Connect with us

Ketik yang Anda cari

CATATAN KHAS KMA

‘’Wawan, Siapkan Kain Kafan’’

 

Almarhum H Masryn H Djamaludin dan Umi Runi.

 SUDAH biasa, imam masjid kami melantunkan Surah Al-Baqarah. Tetapi kali ini beda. Itu saat shalat magrib, Jumat, 26 Februari. Beda sekali. Ada keharuan mendalam ketika membaca ayat ke 156. Imam sesenggukan. Berhenti sejenak baru bisa melanjutkan lagi.

Allażīna iżā aṣābat-hum muṣībah, qālū innā lillāhi wa innā ilaihi rāji’ụn. Ayat ini berarti, ‘’orang-orang yang apabila ditimpa musibah, mereka berkata “Inna lillahi wa inna ilaihi raji‘un” (sesungguhnya kami milik Allah dan kepada-Nyalah kami kembali).

Bukan hanya imam, makmum juga berduka. H Masryn bin H Djamaludin, salah satu jamaah masjid kami telah tiada. Lebih dahulu menghadap Illahi. Kami teringat ketika jumpa terakhir Jumat 19 Fabruari lalu. Almarhum pamit hendak ke Makassar karena akan menghadiri pernikahan keponakannya di sana.

Subuh itu, juga lebih ramai. Ada jamaah Forum Umat Islam (FUI) Kota Bima yang ikut bergabung. Mereka hadir dalam rangkaian safari, keliling Gerakan Subuh Berjamaah. Sebelum bubar, ada ceramah agama oleh Ust Abdul Hakim, yang juga ketua FUI Kota Bima itu.

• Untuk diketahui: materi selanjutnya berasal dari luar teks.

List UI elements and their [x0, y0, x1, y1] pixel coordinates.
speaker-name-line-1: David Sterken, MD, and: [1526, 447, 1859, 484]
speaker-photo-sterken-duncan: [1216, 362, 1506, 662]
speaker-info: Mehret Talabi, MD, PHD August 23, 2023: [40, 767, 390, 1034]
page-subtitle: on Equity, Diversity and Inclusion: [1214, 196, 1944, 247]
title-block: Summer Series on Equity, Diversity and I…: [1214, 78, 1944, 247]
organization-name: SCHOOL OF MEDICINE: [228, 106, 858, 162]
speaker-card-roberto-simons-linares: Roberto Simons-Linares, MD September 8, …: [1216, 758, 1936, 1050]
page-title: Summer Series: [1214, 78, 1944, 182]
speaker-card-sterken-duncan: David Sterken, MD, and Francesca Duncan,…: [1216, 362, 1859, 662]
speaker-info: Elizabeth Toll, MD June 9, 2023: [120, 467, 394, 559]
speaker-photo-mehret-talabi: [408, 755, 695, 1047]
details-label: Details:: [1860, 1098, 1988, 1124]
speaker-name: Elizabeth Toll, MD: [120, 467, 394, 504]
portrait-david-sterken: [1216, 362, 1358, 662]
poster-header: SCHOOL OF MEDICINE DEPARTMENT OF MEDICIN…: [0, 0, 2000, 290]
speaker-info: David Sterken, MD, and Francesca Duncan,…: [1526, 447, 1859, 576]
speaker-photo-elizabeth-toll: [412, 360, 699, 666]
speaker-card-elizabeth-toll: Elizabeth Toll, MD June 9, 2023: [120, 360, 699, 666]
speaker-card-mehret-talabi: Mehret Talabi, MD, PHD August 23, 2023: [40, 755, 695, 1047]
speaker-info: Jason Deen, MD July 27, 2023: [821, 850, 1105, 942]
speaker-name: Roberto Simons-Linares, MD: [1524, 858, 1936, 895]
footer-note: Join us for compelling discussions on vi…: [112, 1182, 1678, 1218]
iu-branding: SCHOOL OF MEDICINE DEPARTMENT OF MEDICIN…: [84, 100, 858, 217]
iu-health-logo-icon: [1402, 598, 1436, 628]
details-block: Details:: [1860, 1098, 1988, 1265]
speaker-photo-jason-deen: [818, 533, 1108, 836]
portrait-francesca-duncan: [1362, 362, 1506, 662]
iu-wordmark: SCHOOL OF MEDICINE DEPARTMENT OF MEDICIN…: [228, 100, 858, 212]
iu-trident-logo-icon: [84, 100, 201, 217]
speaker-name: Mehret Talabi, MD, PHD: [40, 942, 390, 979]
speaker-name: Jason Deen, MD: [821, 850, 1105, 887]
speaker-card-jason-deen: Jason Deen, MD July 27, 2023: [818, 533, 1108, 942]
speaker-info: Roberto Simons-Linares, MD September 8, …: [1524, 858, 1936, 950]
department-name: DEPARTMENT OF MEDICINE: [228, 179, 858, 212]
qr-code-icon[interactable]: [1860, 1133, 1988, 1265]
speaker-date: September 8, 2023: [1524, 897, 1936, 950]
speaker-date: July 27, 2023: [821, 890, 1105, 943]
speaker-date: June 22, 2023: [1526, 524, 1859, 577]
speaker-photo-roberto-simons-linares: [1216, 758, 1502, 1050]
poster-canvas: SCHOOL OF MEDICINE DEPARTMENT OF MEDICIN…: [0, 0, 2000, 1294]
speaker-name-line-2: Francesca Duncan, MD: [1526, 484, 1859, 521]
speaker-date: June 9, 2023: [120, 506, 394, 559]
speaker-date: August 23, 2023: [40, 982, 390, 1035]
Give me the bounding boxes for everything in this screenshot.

Iklan. Geser untuk terus membaca.

Almarhum melewati saya saat akan pulang. Saat itu saya masih menyelesaikan bubur di mangkok plastik yang masih tersisa. Ada sajian rutin seperti itu, kalau FUI sedang safari rutinnya seperti itu.  Itulah pertemuan kami yang terakhir. Pukul sepuluh pagi, rombongan keluarga almarhum terbang ke Makassar dengan Wings Air.

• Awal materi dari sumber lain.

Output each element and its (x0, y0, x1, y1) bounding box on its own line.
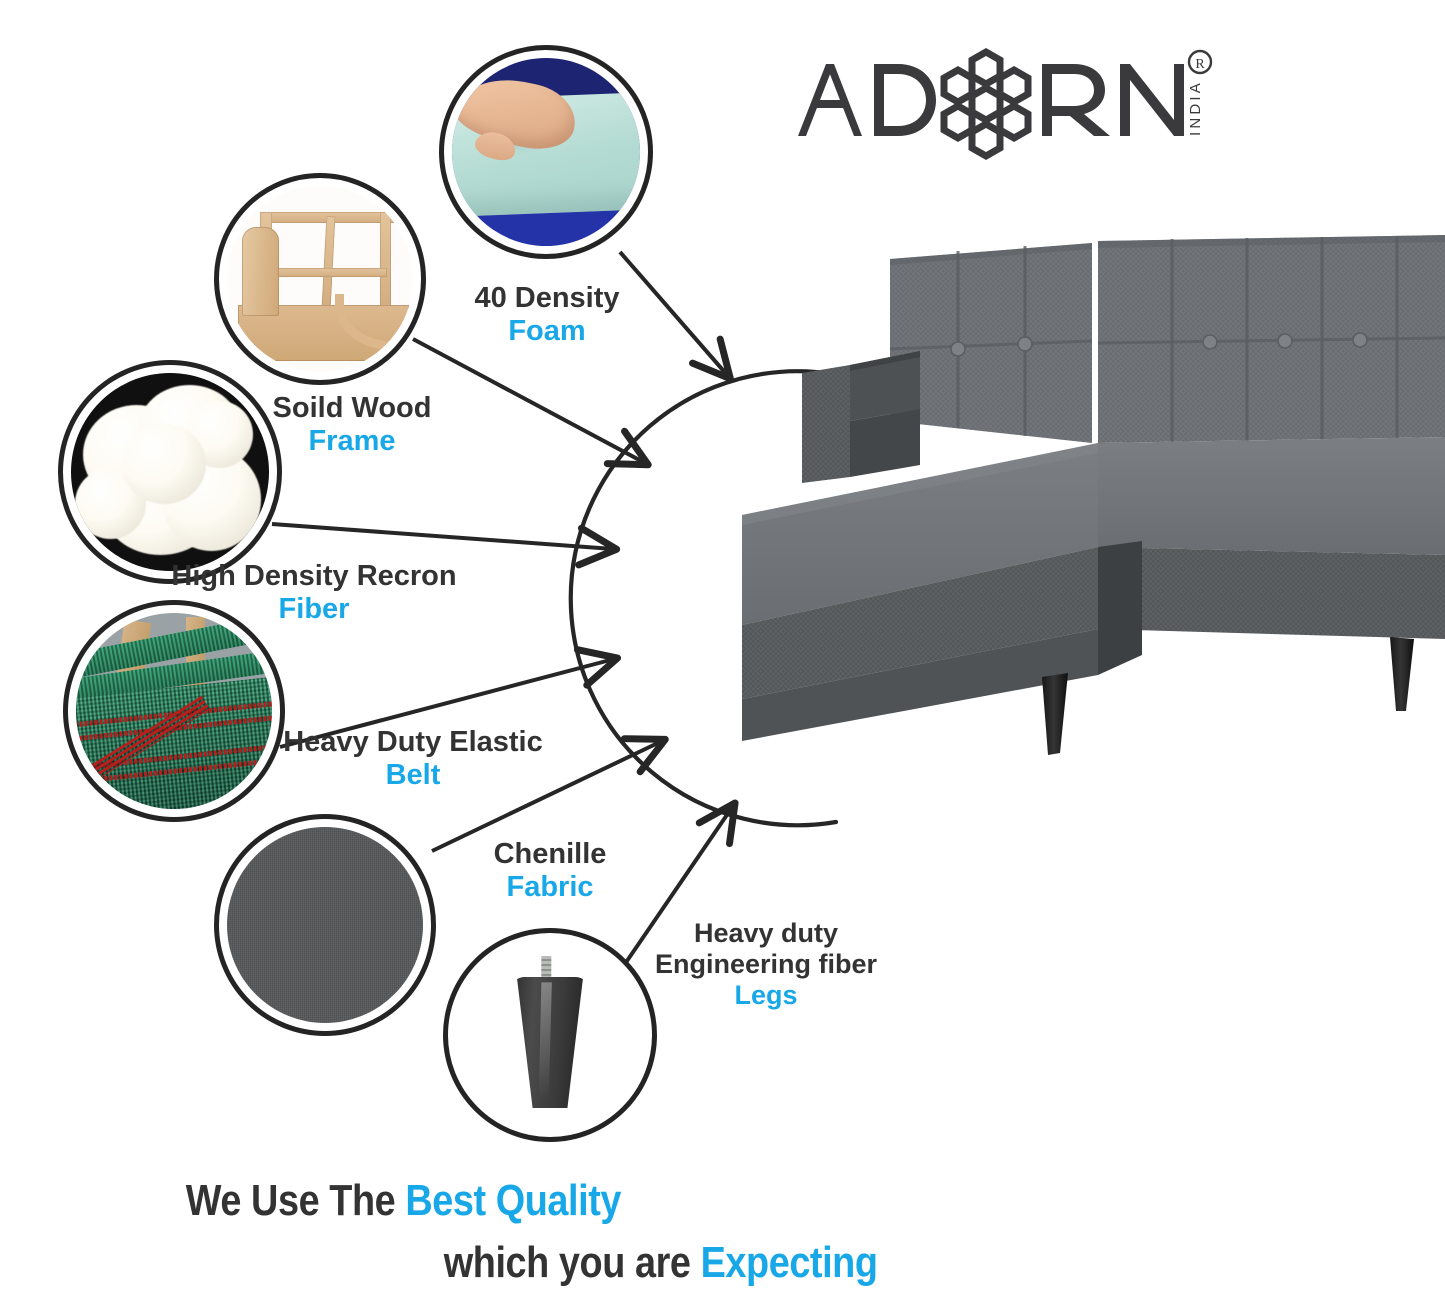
feature-title-fiber: High Density Recron (171, 560, 456, 592)
feature-title-legs-line2: Engineering fiber (642, 949, 890, 980)
feature-title-frame: Soild Wood (273, 392, 432, 424)
feature-accent-fabric: Fabric (460, 871, 640, 904)
svg-text:R: R (1195, 57, 1205, 72)
feature-bubble-frame (214, 173, 426, 385)
feature-title-fabric: Chenille (494, 838, 607, 870)
green-elastic-webbing-photo (76, 613, 272, 809)
feature-bubble-fiber (58, 360, 282, 584)
feature-bubble-foam (439, 45, 653, 259)
tagline: We Use The Best Quality which you are Ex… (0, 1176, 1445, 1288)
feature-label-foam: 40 Density Foam (447, 282, 647, 348)
feature-label-legs: Heavy duty Engineering fiber Legs (642, 918, 890, 1010)
black-tapered-sofa-leg-photo (456, 941, 644, 1129)
tagline-line2-accent: Expecting (701, 1238, 878, 1287)
feature-bubble-legs (443, 928, 657, 1142)
wooden-sofa-frame-photo (227, 186, 413, 372)
hand-pressing-foam-photo (452, 58, 640, 246)
tagline-line1-plain: We Use The (186, 1176, 406, 1225)
feature-accent-belt: Belt (268, 759, 558, 792)
tagline-line-1: We Use The Best Quality (0, 1176, 1243, 1226)
tagline-line2-plain: which you are (444, 1238, 701, 1287)
feature-label-belt: Heavy Duty Elastic Belt (268, 726, 558, 792)
feature-title-belt: Heavy Duty Elastic (283, 726, 543, 758)
infographic-canvas: INDIA R (0, 0, 1445, 1314)
feature-title-foam: 40 Density (474, 282, 619, 314)
feature-accent-legs: Legs (642, 980, 890, 1011)
feature-title-legs-line1: Heavy duty (642, 918, 890, 949)
adorn-india-logo: INDIA R (786, 44, 1216, 164)
feature-label-fabric: Chenille Fabric (460, 838, 640, 904)
svg-text:INDIA: INDIA (1187, 80, 1204, 136)
sofa-product-illustration (742, 225, 1445, 805)
tagline-line1-accent: Best Quality (405, 1176, 621, 1225)
honeycomb-icon (944, 52, 1028, 156)
arrow-fiber (272, 524, 613, 549)
recron-fiber-fill-photo (71, 373, 269, 571)
feature-accent-foam: Foam (447, 315, 647, 348)
grey-chenille-fabric-swatch (227, 827, 423, 1023)
tagline-line-2: which you are Expecting (0, 1238, 1243, 1288)
feature-bubble-fabric (214, 814, 436, 1036)
feature-bubble-belt (63, 600, 285, 822)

Di masa pandemi ini, syarat utama naik pesawat, harus tes Covid-19. Saat berangkat, tidak ada kendala hingga mengikuti semua prosesi pernikahan Abi dan Mela, Ahad, 21 Februari 2021. Tetapi Pada Rabu 24 Februari 2021, pukul 07.18 Wita, kami terima kabar mengejutkan. Istri almarhum, Hj Khaerunnisa yang akrab kami sapa Umi Runi, mengirim pesan di Group WhatsApp BTN Penatoi. Katanya, bersama almarhum positif Covid-19, hasil Swab Test ketika hendak kembali ke Bima. ‘’Mohon doanya, bahwa Umi Runi dan Ua Aji (H Masryn) terjaring yang hasil swab positif dari 13 saudara yang ke Makassar,’’ tulisnya.

Bersama ketua dan pengurus masjid Al-Hidayah.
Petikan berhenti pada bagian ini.